Yunanistan’ın altın devrini yaşadığı günlerde İpoklit isminde genç bir Atinalı vardı. İpoklit bir kuş kadar hafif ve hareketli idi.

Kabına sığmayan genç çocuk hayatını dans etmekle geçiriyor, daha doğrusu hayatıyla dans ediyordu. İpoklid bir gün Peloponez’in müstebit hükümdarı Klisten’in kızını gördü. Bu güzel kıza hemen aşık oldu.

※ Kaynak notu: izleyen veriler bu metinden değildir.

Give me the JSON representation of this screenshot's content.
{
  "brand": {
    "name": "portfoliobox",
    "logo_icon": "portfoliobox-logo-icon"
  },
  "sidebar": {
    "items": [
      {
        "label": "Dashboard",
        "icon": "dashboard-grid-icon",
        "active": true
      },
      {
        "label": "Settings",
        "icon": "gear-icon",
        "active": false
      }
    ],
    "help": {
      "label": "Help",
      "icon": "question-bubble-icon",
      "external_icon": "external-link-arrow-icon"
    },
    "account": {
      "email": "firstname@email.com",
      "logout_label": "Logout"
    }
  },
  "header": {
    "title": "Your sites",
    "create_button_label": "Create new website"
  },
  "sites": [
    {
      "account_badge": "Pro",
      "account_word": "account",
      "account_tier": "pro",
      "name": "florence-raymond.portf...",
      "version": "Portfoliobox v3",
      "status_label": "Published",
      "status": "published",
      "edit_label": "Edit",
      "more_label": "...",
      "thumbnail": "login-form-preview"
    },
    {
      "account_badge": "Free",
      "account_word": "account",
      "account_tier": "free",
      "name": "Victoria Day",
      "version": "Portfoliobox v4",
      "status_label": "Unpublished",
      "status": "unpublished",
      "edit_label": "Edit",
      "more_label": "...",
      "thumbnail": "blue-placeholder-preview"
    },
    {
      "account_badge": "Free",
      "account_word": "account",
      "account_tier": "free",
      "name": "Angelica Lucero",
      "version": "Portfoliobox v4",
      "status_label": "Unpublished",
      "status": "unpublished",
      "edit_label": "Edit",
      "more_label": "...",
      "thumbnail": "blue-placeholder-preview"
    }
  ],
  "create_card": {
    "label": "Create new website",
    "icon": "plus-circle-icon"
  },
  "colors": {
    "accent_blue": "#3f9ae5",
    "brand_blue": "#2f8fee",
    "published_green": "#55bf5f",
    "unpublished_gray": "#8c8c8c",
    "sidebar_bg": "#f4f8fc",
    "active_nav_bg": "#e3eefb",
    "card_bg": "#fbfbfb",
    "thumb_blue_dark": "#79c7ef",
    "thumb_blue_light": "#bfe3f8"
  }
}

Ciddi ve ağır başlı Klister’in hoşuna gitmek için o da ağır başlı olmaya çalıştı.

Tam bir yıl boyunca gülmekten, dans etmekten kendini men etti. Adab-ı muaşeret kaidelerini hiç ihmal etmedi.

Herkes onu hakiki bir Spartalı olarak görmeye başlamıştı.

Sabreden derviş muradına ermiş. Kristen güzel Atinalı ile kızının evlenme töreninde içkili büyük bir ziyafet verdi.

Memleketin her tarafından envai çeşit şarap getirmişti. Ne yazık ki İpoklid biraz fazla kaçırdı. Ziyafetin sonunda birden masaya sıçradı. Evvela bacaklarının sonra ellerinin ve nihayet başının üzerinde dans etmeye başladı. Misafirler ve müstakbel kayınbaba hayretler içinde kaldılar. O zaman Kristen İpoklid "Sen asla benim damadım olmayacaksın. Dans etmen evlenmene engeldir." dedi.

Güzel Atinalı Klisten'e şu cevap verdi:

— İpoklid’in umurunda bile değil. İpoklid dans için doğdu dans için ölecek. Ve güzel Atinalı bütün kuvveti ile deli dolu dans etmeye başladı.

Çünkü insan iç güdülerine hâkim olmaya beyhude yere gayret eder. İnsanın hareketlerini idare eden iç güdüleridir.